Wydarzenia przedstawione w książce oglądamy oczami tytułowej bohaterki, która spisuje dzieje swego życia, obalając w ten sposób swój mit, stworzony przez artystów i historyków. Pojawiają się tu wspomnienia Lukrecji z dzieciństwa, zanim jej ojciec Rodrigo Borgia został papieżem, te związane z jej późniejszym pobytem w Watykanie oraz trzema kolejnymi małżeństwami zaaranżowanymi przez jej ojca papieża Aleksandra VI oraz brata Cezara Borgię. To ci dwaj mężczyźni kierowali jej życiem, umacniając w ten sposób swoją władzę. To nimi Lukrecja była zafascynowana, można powiedzieć, że w wręcz niezdrowy sposób i to ich nienawidziła. Taki opis książki Faunce'a nie brzmi wcale zniechęcająco. Jakie są wobec tego moje zarzuty skierowane przeciw debiutanckiej powieści tego autora?
Książka stanowi raczej dość swobodną interpretację dziejów historycznych, lecz wygląda to na zamierzony zabieg. Na niecałkowitą zgodność Lukrecji Borgii z historią można więc przymknąć oko, zwłaszcza że autor nie jest historykiem, To, co najbardziej przeszkadzało mi w lekturze tej powieści, to jej język. Wielokrotnie pojawiające się wulgaryzmy naprawdę bardzo mnie irytowały i tworzyły klimat daleki od mojego wyobrażenia o renesansowym świecie, nawet tym najbardziej zdeprawowanym i pełnym intryg.

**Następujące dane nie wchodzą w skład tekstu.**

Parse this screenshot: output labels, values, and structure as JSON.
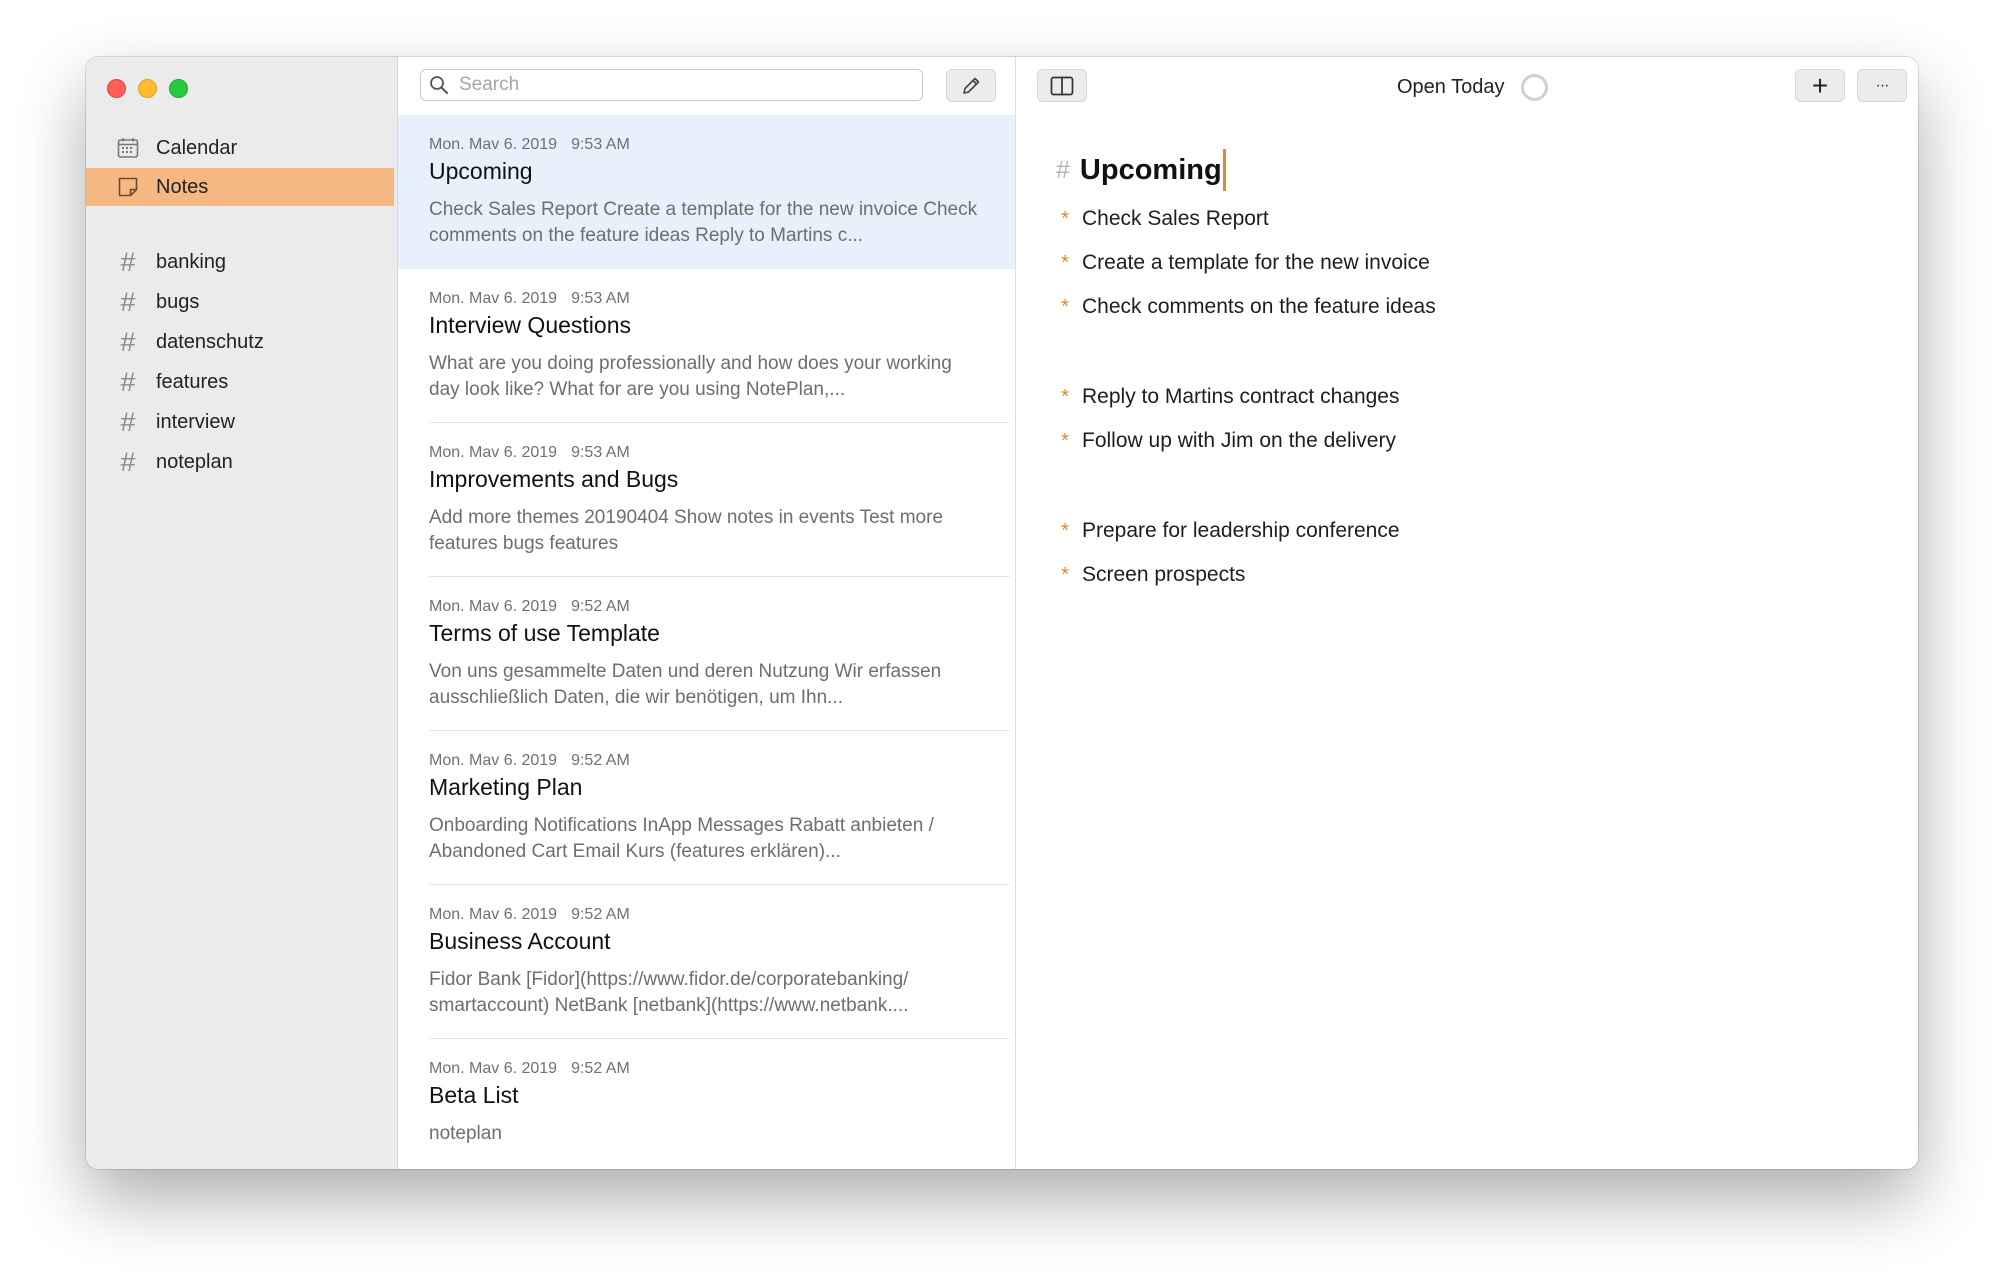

Ponadto we fragmentach odnoszących się do wczesnego dzieciństwa bohaterki zabrakło dystansu pomiędzy Lukrecją - dzieckiem a Lukrecją - dojrzałą kobietą. Wyglądało to tak jakby zachowała on mentalność sześcioletniego dziecka. Drażniła mnie też niespójność opowiadania Lukrecji. Wiem, że ta książka ma być zapisem wspomnień, a pamięć człowieka działa na zasadzie skojarzeń, ale momentami czułam się zagubiona, kiedy w połowie przytaczanej rozmowy narratorka bez żadnego sygnału przywoływała jakieś odleglejsze wydarzenie, by potem powrócić do przerwanego wcześniej dialogu. Spowodowało to, że cała powieść sprawia wrażenie dość chaotycznego, zbioru wspomnień, które ktoś próbował uporządkować, ale nie do końca mu się to udało. Mam jeszcze jedno zastrzeżenie. Czytając tę odnosiłam wrażenie, że wszystko kręci się wokół seksu. Być może autor chciał pokazać jak wielką broń stanowiło pożądanie w dworskich intrygach, jest to prawda, ale mnie nie do końca przekonało takie ujęcie tematu. Powieść nie bardzo przypadła mi do gustu. Forma w jaką autor ubrał opowiadanie Lukrecji Borgii, moim zdaniem odebrała mu urok. Może za dużo było w tym starania aby uczynić historię przystępną dla współczesnego czytelnika nie tak bardzo zainteresowanego historią. Może niektórym odpowiada taki typ książek, w końcu autor w pewien sposób uzasadnia postępowanie głównej bohaterki. Stara się pokazać, że jest ona tylko człowiekiem, kobietą, która nie szans przeciwstawić się wpływowym mężczyznom ze swojej rodziny. Ja uważam, że można było zrobić to lepiej, ale może po prostu oczekiwałam zbyt wiele.